Глубокая затяжка, дым в сторону и плевок сквозь зубы — вот что надо, чтобы выглядеть невозмутимым. Я отмахиваюсь.
— Это от дыма.
— Что от дыма? Выиграл или ноешь?
— Да не ною я! Отвяжись!
— И то, правда. Мне бегать пора. — Марго возвращает котенка в коробку, подозрительно смотрит на меня. — Если ты обидишь Атю, или кому-то расскажешь про нее…
— Больно надо!
Марго делает шаг к кустам. Самая красивая девчонка, доверившая мне свою тайну, собирается уходить!
— А чего ты бегаешь? — торопливо спрашиваю я.
— К олимпиаде готовлюсь.
— Офигеть! К какой олимпиаде?
— К паролимпийской. Слышал о такой?
— Кто тебя возьмет, Марго?
— Будут результаты — возьмут.
— Ага, разбежалась.
Марго шагает ко мне, наклоняется, ее сузившиеся серые глаза ранят презрением.
— Ты прав, Солома, не напрягайся, плыви по течению, как дерьмо! Кури, пей, забей на учебу! Всё равно станешь попрошайкой, на большее ты не способен. Привезут, на точку поставят, и каждый вечер нальют водки. Не жизнь — сказка! Жаль, что ноги тебе не ампутировали. Ампутантам больше подают.
Я опускаю взгляд на мои никчемные ноги в вечно новых тапочках. На коленях в пожелтевших пальцах тлеет сигарета, огонек жжет, я вздрагиваю и отшвыриваю окурок. Сейчас я отвечу дерзкой девчонке, брошу в лицо что-нибудь гадкое и обидное. Уж чему-чему, а ругаться в интернате жизнь научила.
Марго поворачивается так резко, что хвостик русых волос взлетает параллельно земле. Я замечаю подошву стоптанных кед. Мягкая поступь бегущей девушки удаляется. Счастливая, у нее есть цель. А моя мечта оказалась блестящим ледяным скакуном, растаявшем на солнце. Я оседлал его, и очутился в луже, да и та уже испарилась.
Я кусаю обожженный палец, чтобы не заплакать. Оскал всегда похож на улыбку.
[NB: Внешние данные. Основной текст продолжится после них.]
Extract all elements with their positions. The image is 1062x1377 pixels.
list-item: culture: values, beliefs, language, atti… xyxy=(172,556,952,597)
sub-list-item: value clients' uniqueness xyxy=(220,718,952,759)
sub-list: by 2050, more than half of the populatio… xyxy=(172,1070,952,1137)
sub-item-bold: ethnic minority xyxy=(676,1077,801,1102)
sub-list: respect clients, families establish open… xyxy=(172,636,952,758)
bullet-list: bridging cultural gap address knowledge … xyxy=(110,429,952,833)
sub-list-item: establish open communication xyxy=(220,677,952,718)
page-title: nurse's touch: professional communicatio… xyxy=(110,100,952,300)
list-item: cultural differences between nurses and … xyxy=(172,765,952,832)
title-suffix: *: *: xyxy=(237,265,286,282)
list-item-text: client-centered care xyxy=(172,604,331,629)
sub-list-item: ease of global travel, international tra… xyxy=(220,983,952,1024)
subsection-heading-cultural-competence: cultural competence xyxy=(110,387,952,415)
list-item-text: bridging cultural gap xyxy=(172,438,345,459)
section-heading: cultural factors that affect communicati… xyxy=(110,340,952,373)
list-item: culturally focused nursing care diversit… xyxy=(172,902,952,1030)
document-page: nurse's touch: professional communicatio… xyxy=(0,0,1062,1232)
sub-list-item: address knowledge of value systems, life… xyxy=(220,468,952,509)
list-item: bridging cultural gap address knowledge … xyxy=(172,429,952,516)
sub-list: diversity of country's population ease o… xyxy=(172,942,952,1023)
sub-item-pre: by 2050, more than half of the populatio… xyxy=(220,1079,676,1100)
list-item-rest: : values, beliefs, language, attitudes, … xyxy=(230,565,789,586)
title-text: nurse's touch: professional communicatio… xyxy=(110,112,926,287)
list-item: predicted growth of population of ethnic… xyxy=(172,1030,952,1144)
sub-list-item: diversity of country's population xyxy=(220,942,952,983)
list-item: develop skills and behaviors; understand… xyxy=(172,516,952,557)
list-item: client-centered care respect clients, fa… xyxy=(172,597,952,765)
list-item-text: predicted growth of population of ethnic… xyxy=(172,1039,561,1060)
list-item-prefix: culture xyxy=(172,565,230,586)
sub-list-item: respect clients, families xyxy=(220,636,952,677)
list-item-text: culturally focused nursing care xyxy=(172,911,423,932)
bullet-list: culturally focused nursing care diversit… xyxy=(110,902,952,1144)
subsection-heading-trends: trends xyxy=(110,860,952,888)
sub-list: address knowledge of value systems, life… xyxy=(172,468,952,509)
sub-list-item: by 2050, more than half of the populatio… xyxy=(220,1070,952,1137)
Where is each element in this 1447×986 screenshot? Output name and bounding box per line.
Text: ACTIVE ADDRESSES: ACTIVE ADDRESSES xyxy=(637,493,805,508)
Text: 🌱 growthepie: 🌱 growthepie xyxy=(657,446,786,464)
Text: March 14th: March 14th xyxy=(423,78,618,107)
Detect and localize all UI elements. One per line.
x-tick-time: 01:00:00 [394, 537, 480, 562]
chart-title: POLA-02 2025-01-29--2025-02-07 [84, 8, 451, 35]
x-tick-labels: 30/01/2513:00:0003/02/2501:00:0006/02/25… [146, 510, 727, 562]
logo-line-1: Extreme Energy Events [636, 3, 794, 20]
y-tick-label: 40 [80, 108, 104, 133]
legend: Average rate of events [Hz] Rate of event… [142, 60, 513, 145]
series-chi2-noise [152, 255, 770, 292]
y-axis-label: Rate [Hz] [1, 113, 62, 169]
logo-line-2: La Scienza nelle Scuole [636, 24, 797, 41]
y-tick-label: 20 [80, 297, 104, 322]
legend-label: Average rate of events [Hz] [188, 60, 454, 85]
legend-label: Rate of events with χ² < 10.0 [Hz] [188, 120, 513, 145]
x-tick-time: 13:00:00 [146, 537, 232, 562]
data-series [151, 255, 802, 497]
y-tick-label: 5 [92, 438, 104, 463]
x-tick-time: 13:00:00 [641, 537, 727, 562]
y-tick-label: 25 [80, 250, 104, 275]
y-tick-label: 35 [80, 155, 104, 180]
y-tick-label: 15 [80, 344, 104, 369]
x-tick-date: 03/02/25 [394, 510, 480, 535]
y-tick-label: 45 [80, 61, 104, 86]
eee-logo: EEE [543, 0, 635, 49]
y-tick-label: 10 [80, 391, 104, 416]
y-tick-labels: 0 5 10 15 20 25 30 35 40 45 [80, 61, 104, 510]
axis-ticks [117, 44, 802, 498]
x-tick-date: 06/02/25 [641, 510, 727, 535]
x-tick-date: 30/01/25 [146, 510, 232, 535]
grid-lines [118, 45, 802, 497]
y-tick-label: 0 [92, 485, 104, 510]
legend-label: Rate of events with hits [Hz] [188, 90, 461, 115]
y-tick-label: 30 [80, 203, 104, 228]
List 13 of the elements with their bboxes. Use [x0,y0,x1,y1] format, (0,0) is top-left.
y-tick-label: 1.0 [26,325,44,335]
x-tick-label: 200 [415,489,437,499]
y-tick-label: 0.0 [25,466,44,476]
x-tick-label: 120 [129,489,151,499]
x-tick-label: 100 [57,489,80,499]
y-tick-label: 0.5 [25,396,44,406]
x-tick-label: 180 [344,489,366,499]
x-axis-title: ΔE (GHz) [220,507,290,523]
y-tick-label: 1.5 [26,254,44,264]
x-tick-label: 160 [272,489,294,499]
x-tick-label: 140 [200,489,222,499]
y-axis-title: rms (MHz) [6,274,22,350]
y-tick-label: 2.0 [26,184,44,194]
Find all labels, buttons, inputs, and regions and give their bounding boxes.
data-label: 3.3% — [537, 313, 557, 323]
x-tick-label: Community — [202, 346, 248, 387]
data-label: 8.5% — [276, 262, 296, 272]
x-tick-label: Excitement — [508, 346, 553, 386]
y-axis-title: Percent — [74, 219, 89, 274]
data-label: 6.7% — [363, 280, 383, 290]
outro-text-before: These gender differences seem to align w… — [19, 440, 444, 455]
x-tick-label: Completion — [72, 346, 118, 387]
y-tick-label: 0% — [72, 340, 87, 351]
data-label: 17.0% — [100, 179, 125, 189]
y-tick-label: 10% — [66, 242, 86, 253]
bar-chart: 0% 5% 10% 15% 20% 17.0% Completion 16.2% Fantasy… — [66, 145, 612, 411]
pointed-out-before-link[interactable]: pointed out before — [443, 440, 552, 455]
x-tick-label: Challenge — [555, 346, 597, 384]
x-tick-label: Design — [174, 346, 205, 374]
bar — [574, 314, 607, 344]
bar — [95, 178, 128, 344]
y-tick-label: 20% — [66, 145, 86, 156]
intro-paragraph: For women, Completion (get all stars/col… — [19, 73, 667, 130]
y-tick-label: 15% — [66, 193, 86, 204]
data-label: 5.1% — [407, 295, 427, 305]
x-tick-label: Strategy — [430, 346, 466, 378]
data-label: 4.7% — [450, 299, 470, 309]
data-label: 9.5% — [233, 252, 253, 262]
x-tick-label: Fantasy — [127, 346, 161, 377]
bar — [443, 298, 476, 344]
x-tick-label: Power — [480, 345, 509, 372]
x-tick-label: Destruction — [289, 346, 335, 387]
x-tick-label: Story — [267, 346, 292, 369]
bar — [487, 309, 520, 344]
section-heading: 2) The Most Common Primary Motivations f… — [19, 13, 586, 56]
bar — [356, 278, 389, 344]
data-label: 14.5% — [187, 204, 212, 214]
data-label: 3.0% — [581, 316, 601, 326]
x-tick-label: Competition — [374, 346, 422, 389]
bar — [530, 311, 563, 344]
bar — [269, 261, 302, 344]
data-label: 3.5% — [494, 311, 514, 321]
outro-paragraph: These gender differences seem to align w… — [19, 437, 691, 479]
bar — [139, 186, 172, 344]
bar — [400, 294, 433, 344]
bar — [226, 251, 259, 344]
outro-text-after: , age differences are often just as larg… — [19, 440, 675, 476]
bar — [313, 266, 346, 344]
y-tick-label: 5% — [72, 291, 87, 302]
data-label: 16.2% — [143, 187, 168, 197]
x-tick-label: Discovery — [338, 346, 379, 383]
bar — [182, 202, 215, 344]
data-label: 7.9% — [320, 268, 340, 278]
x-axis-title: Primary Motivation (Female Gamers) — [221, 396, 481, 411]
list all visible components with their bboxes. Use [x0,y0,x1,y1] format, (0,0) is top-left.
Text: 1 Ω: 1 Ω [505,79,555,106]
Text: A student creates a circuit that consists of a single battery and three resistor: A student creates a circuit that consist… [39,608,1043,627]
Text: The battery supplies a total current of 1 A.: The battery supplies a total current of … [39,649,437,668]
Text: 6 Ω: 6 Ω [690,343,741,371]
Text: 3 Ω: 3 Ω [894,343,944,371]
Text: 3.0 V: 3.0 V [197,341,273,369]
Гляньте, какая радость у калеки!
Денис Голубев затолкал колченогого Женьку Киселева в «Комнату творчества». От обычной аудитории она отличалась наличием расстроенного пианино, с нацарапанной нецензурной частушкой, и мольберта с засохшими красками, торжественно подаренного бородатым художником с нерусской фамилией.
— Ты уболтал Солому?
— Он ни в какую. Но я еще попробую.
— Так я и думал.
Дэн без осуждения смотрел на Киселя. Его терзало двойственное чувство: щекочущая радость, что милый мальчик с нежной кожей и пухлыми губками пока останется с ним, и некоторая нервозность, что придется обламывать неуступчивого Соломатина. С ним он достаточно беседовал и понял, что тот будет противиться мужским ласкам. Время упущено. Сексуальные ориентиры мальчика можно сбить лет с двенадцати до четырнадцати. Что и проделано с Киселем, а до него с другими. А Соломатин переросток. Ему уже шестнадцать, на девичьи сиськи заглядывается. Однако Тиски требует в московский бордель именно этого воспитанника.